Having the November futures contract above $10 is certainly causing some joy in the market. However, keep in mind that much of that has to do with the dryness in Brazil which will begin planting in earnest in October. We all know as farmers that the drought ends when it rains and of course with regard to market action usually that coincides with the market slide. There are lots of soybeans in the world and keep in mind that’s still a major reason why soybean prices are at these relatively low levels.
The November 2024 soybean contract is currently priced 32.75 cents below the March 2025 contract which is considered a bearish for new crop beans. Seasonally, soybean prices tend to peak in early July and bottom out in early October. The November 2024 soybean contract is currently at the 23rd percentile of the past five-year price distribution range.
Wheat
In the last three weeks wheat has rallied about $0.60 off its lows in late August which is so uncharacteristic of this market. It is a very good thing and probably reflects some uneven growing conditions in the United States as well as Russia and Ukraine. There has also been dryness in Argentina affecting the wheat crop. On September 13th. The Chicago wheat futures price actually rose to its highest level since early July and closed higher for the fifth time in the past six trading days on September 13th. However, this wheat price buoyancy so far not resulted in the price going over the last 100 day moving average.
Late September represents one of the most opportune times to plant wheat in Ontario as early planting is always good for yield the following year. The jump in wheat prices as of September 13th would give us a price of approximately $7.27 a bushel for wheat sold off the combine in July of 2025. How enticing will this be for Ontario producers poised to plant wheat? As always, the fall weather will be a huge determinant in how much wheat gets planted this year in Ontario.
The Bottom Line (cont.)
The Bank of Canada reduced its overnight rate to 4.25% on September 4th reflecting an improved performance of the Canadian economy as well as a lower inflation number of 2.5%. This naturally would be a disincentive to buy the Canadian dollar but over the last few weeks the Canadian dollar has actually appreciated from the $0.72 US level. However, it has been consistently low for quite some time now which inadvertently creates a continued stimulus for Ontario cash grain prices. At a certain point that is going to change, but there is nothing on the horizon that gives us clues to when that might happen.
As mentioned earlier the soybean market has risen recently based on the perceived dryness in Brazil. As of September 12th, soil moisture levels in Mato Grosso and Parana are at 30-year lows. This is significant because 40% of Brazilian soybean production comes from these areas. This is looming over the soybean market now at a time when American soybeans are cheaper significantly than Brazil beans on an FOB basis. Clearly, there’s a lot going on here.

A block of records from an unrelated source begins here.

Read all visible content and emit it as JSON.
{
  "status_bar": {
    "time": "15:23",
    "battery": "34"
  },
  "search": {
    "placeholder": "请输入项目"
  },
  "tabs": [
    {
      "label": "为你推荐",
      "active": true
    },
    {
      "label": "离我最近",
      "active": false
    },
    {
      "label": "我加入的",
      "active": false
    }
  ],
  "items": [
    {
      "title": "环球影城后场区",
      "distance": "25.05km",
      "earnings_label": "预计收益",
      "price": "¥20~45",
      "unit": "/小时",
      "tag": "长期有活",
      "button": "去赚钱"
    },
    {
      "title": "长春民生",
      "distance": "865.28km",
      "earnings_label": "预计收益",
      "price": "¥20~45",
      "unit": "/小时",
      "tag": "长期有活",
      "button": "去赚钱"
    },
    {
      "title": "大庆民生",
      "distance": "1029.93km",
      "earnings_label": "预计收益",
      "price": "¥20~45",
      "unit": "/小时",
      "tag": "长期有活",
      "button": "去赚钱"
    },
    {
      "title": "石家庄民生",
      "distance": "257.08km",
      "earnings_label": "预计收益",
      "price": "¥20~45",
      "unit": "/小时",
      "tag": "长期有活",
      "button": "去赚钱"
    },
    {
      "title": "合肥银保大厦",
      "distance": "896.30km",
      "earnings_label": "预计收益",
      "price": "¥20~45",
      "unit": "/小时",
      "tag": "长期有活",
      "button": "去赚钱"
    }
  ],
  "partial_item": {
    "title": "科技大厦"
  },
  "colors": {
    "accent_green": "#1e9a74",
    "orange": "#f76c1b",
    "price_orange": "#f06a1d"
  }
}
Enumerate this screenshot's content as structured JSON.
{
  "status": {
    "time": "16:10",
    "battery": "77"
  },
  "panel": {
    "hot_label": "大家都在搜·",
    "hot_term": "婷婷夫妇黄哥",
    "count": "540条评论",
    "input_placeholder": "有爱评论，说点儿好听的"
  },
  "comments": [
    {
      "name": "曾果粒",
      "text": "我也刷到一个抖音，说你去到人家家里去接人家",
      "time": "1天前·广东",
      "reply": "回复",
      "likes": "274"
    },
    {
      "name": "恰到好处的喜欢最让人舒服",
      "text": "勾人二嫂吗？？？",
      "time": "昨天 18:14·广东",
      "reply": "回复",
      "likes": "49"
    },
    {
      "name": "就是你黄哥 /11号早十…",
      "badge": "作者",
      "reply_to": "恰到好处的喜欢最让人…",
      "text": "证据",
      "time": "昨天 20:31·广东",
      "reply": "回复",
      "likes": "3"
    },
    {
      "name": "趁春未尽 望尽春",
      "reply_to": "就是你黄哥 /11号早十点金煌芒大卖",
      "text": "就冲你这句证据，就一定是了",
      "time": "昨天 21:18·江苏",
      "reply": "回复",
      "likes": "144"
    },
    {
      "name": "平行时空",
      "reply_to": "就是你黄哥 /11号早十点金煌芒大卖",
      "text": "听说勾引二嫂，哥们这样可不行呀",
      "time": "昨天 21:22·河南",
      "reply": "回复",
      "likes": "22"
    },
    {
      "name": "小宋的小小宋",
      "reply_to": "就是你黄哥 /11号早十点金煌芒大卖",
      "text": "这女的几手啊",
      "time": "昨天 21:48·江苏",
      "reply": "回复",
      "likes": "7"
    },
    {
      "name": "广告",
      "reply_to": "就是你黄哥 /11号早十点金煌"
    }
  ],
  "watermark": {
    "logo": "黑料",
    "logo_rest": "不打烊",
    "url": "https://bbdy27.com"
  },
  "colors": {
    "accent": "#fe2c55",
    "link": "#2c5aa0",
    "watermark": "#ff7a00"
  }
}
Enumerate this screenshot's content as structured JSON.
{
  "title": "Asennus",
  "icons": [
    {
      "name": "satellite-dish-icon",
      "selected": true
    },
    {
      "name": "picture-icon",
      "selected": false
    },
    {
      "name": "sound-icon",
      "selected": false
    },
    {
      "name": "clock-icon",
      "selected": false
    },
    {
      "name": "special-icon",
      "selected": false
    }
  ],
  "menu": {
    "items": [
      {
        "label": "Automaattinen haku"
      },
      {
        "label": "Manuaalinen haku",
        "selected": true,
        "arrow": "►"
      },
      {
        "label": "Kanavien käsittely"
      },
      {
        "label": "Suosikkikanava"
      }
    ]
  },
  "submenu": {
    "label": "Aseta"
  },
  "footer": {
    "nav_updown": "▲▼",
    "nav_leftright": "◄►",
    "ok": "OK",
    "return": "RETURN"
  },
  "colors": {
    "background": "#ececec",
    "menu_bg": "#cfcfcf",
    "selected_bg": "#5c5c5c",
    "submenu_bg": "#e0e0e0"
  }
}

As we move into October harvest pressure will be building up everywhere including Ontario. Basis changes surely will be fast moving depending on when the onslaught of corn and soybean harvesting ramps up. Keeping abreast of these changes will be important, just as we have one eye on the futures market. Geopolitical concerns such as Ukraine and Russia are always there which can affect prices at any moment.
The challenge for Ontario grain producers is to continually balance all of these marketing factors. The market is fluid and unforgiving but at the same time rewards can come when you least expect it. Standing marketing orders sitting at your elevator or end user can be a great way of capturing marketing opportunities. Daily market intelligence will remain key. There will be many marketing opportunities ahead.